04年秋に産婦人科・産科を掲げていた全国の1665病院のうち、8.3%にあたる138カ所が4月末までに分娩(ぶんべん)の取り扱いをやめていることが、朝日新聞の全都道府県調査でわかった。深刻な医師不足を理由に、大学の医局が派遣している医師を引き揚げたり、地域の拠点病院に複数の医師を集める「集約化」を独自に進めたりしているのが主な理由とみられる。出産の場が急速に失われている実態が浮かび上がった。

出産の場が急速に失われてる、って、一人医長の産科とか二人しかいない産科とか、そもそも「出産の場」と呼んでいいもんですかね。うちも産科常勤は二人だけど無数の非常勤医に支えられてなんとかやってるって具合ですがね。難産で赤ちゃんもハイリスクってときには、とりあえず娩出後の赤ちゃんは新生児科が引き受けるから褥婦さんに集中してなさいよという態勢をとってますが、それでもやっぱり常勤二人じゃあ辛いだろうなと思います。大学からも車で数時間はかかる、非常勤医の手助けもままならない病院産科に一人医長でご勤務の先生で、しかも小児科はNICUを持ってない、そういう病院産科を、安心して出産できる場所とカウントするのは、現場からしてみると、なんだか思慮が足りないというか、おめでたいというか、奇跡に対する感謝とか謙虚さが足りないというか、色々と言いたい気分にはなりますね。

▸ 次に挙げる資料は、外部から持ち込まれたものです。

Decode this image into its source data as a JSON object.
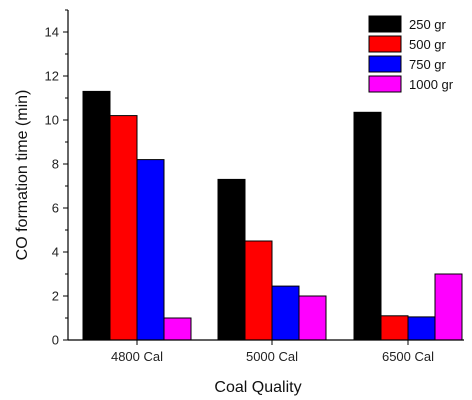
{
  "chart_data": {
    "type": "bar",
    "title": "",
    "xlabel": "Coal Quality",
    "ylabel": "CO formation time (min)",
    "ylim": [
      0,
      15
    ],
    "yticks": [
      0,
      2,
      4,
      6,
      8,
      10,
      12,
      14
    ],
    "categories": [
      "4800 Cal",
      "5000 Cal",
      "6500 Cal"
    ],
    "series": [
      {
        "name": "250 gr",
        "color": "#000000",
        "values": [
          11.3,
          7.3,
          10.35
        ]
      },
      {
        "name": "500 gr",
        "color": "#ff0000",
        "values": [
          10.2,
          4.5,
          1.1
        ]
      },
      {
        "name": "750 gr",
        "color": "#0000ff",
        "values": [
          8.2,
          2.45,
          1.05
        ]
      },
      {
        "name": "1000 gr",
        "color": "#ff00ff",
        "values": [
          1.0,
          2.0,
          3.0
        ]
      }
    ],
    "legend": "top-right",
    "grid": false
  }
}
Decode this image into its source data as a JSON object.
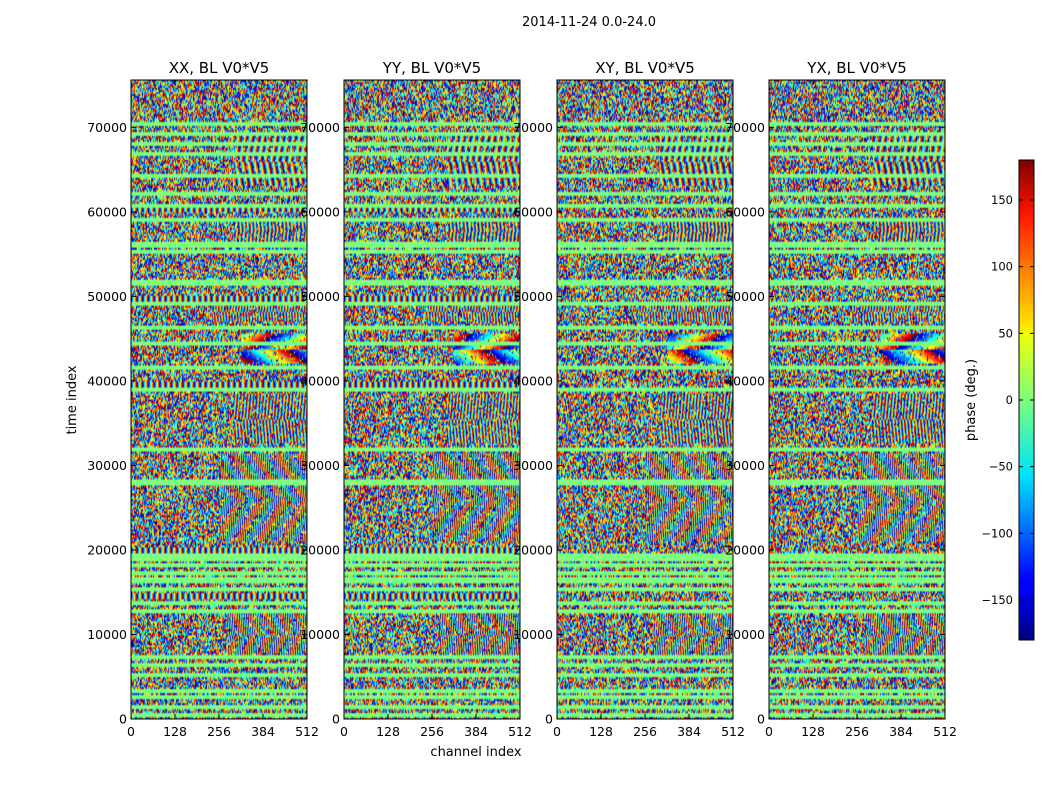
{
  "chart_data": {
    "type": "heatmap",
    "suptitle": "2014-11-24 0.0-24.0",
    "xlabel": "channel index",
    "ylabel": "time index",
    "xlim": [
      0,
      512
    ],
    "ylim": [
      0,
      75600
    ],
    "xticks": [
      0,
      128,
      256,
      384,
      512
    ],
    "xtick_labels": [
      "0",
      "128",
      "256",
      "384",
      "512"
    ],
    "yticks": [
      0,
      10000,
      20000,
      30000,
      40000,
      50000,
      60000,
      70000
    ],
    "ytick_labels": [
      "0",
      "10000",
      "20000",
      "30000",
      "40000",
      "50000",
      "60000",
      "70000"
    ],
    "panels": [
      {
        "title": "XX, BL V0*V5"
      },
      {
        "title": "YY, BL V0*V5"
      },
      {
        "title": "XY, BL V0*V5"
      },
      {
        "title": "YX, BL V0*V5"
      }
    ],
    "colorbar": {
      "label": "phase (deg.)",
      "min": -180,
      "max": 180,
      "ticks": [
        -150,
        -100,
        -50,
        0,
        50,
        100,
        150
      ],
      "tick_labels": [
        "−150",
        "−100",
        "−50",
        "0",
        "50",
        "100",
        "150"
      ],
      "colormap": "jet"
    },
    "noise_note": "phase visibility data; random phase outside RFI/fringe bands"
  }
}
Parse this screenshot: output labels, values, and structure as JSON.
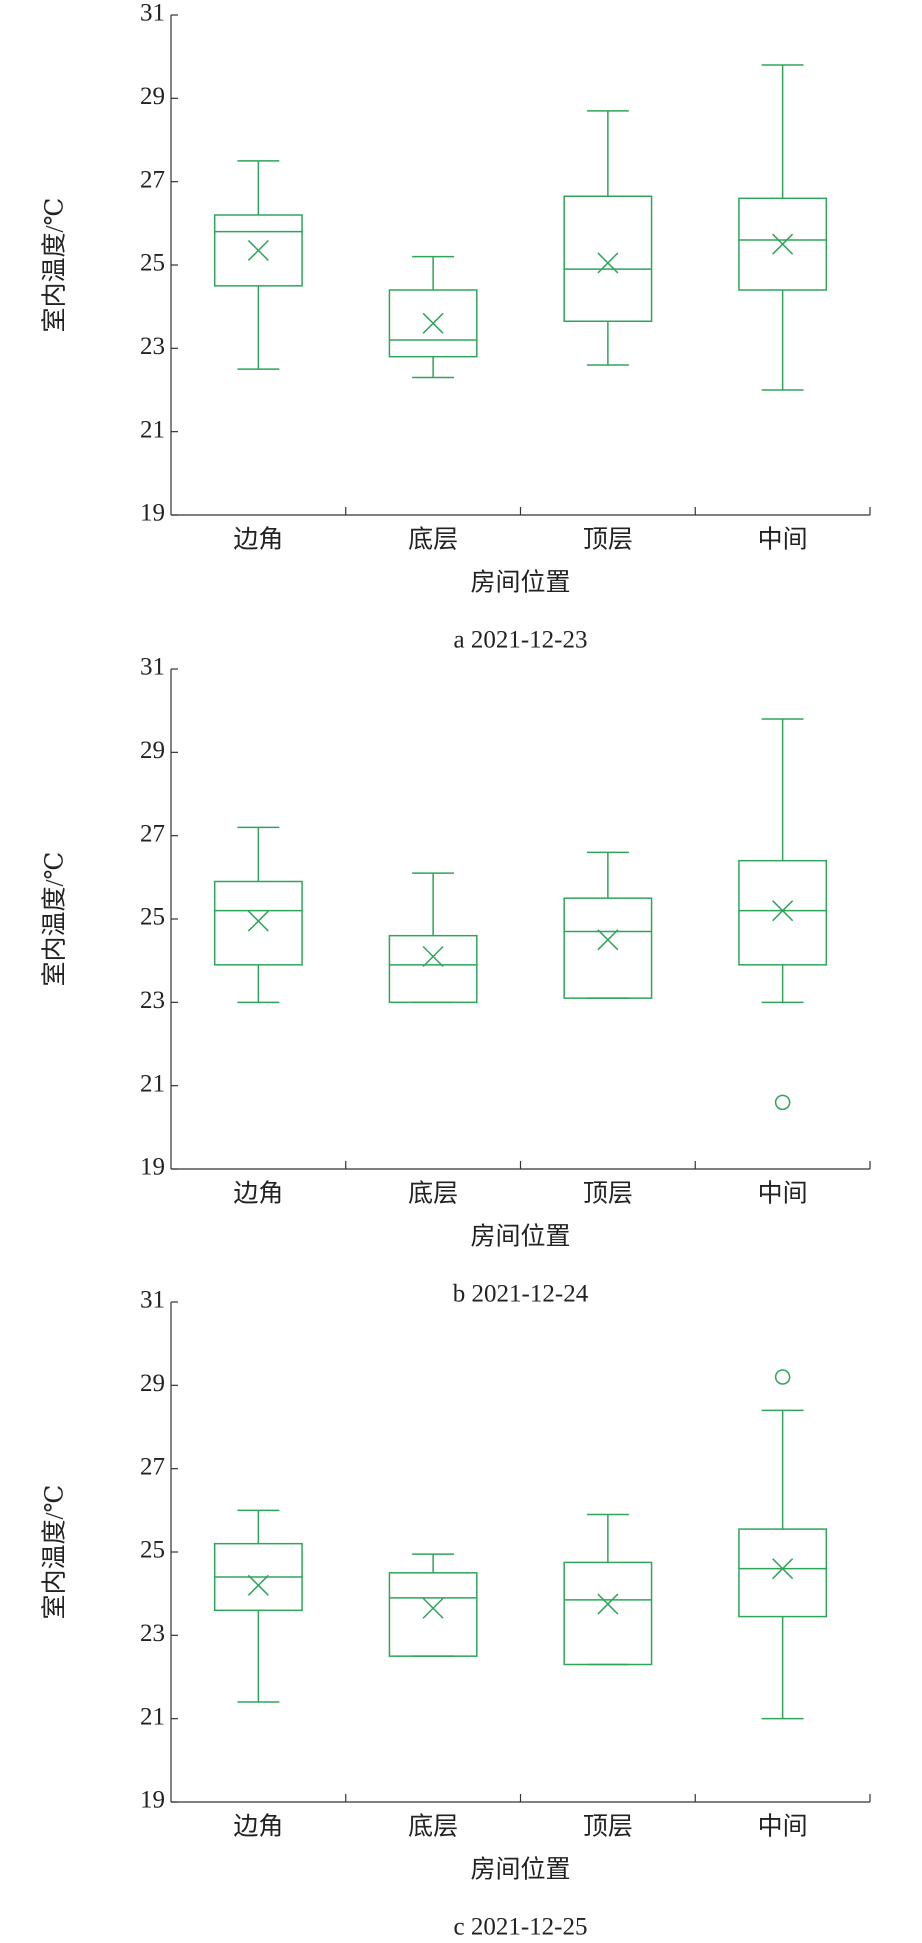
{
  "chart_data": [
    {
      "type": "box",
      "caption": "a 2021-12-23",
      "y_label": "室内温度/℃",
      "x_label": "房间位置",
      "categories": [
        "边角",
        "底层",
        "顶层",
        "中间"
      ],
      "color": "#2ea55a",
      "ylim": [
        19,
        31
      ],
      "yticks": [
        19,
        21,
        23,
        25,
        27,
        29,
        31
      ],
      "boxes": [
        {
          "min": 22.5,
          "q1": 24.5,
          "median": 25.8,
          "q3": 26.2,
          "max": 27.5,
          "mean": 25.35,
          "outliers": []
        },
        {
          "min": 22.3,
          "q1": 22.8,
          "median": 23.2,
          "q3": 24.4,
          "max": 25.2,
          "mean": 23.6,
          "outliers": []
        },
        {
          "min": 22.6,
          "q1": 23.65,
          "median": 24.9,
          "q3": 26.65,
          "max": 28.7,
          "mean": 25.05,
          "outliers": []
        },
        {
          "min": 22.0,
          "q1": 24.4,
          "median": 25.6,
          "q3": 26.6,
          "max": 29.8,
          "mean": 25.5,
          "outliers": []
        }
      ]
    },
    {
      "type": "box",
      "caption": "b 2021-12-24",
      "y_label": "室内温度/℃",
      "x_label": "房间位置",
      "categories": [
        "边角",
        "底层",
        "顶层",
        "中间"
      ],
      "color": "#2ea55a",
      "ylim": [
        19,
        31
      ],
      "yticks": [
        19,
        21,
        23,
        25,
        27,
        29,
        31
      ],
      "boxes": [
        {
          "min": 23.0,
          "q1": 23.9,
          "median": 25.2,
          "q3": 25.9,
          "max": 27.2,
          "mean": 24.95,
          "outliers": []
        },
        {
          "min": 23.0,
          "q1": 23.0,
          "median": 23.9,
          "q3": 24.6,
          "max": 26.1,
          "mean": 24.1,
          "outliers": []
        },
        {
          "min": 23.1,
          "q1": 23.1,
          "median": 24.7,
          "q3": 25.5,
          "max": 26.6,
          "mean": 24.5,
          "outliers": []
        },
        {
          "min": 23.0,
          "q1": 23.9,
          "median": 25.2,
          "q3": 26.4,
          "max": 29.8,
          "mean": 25.2,
          "outliers": [
            20.6
          ]
        }
      ]
    },
    {
      "type": "box",
      "caption": "c 2021-12-25",
      "y_label": "室内温度/℃",
      "x_label": "房间位置",
      "categories": [
        "边角",
        "底层",
        "顶层",
        "中间"
      ],
      "color": "#2ea55a",
      "ylim": [
        19,
        31
      ],
      "yticks": [
        19,
        21,
        23,
        25,
        27,
        29,
        31
      ],
      "boxes": [
        {
          "min": 21.4,
          "q1": 23.6,
          "median": 24.4,
          "q3": 25.2,
          "max": 26.0,
          "mean": 24.2,
          "outliers": []
        },
        {
          "min": 22.5,
          "q1": 22.5,
          "median": 23.9,
          "q3": 24.5,
          "max": 24.95,
          "mean": 23.65,
          "outliers": []
        },
        {
          "min": 22.3,
          "q1": 22.3,
          "median": 23.85,
          "q3": 24.75,
          "max": 25.9,
          "mean": 23.75,
          "outliers": []
        },
        {
          "min": 21.0,
          "q1": 23.45,
          "median": 24.6,
          "q3": 25.55,
          "max": 28.4,
          "mean": 24.6,
          "outliers": [
            29.2
          ]
        }
      ]
    }
  ]
}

たぶん、「今まで分娩を取り扱うって言ってたけど実は無理だったんです。すみません」と誰かが謝ることが必要なんだろうと思う。誰が謝るのって聞かれても、適任者が誰だか分からないけど、その「謝るべき状況ではあるのに謝る立場として適当な人が誰もいない」っていう状況もまた、産科をはじめとした医療の崩壊に拍車をかける要因なんだろうと思う。「済まない。現状は私の責任だ。今後は私が立て直す」と、とりあえず我が身に引き受ける人が要るんじゃないかな。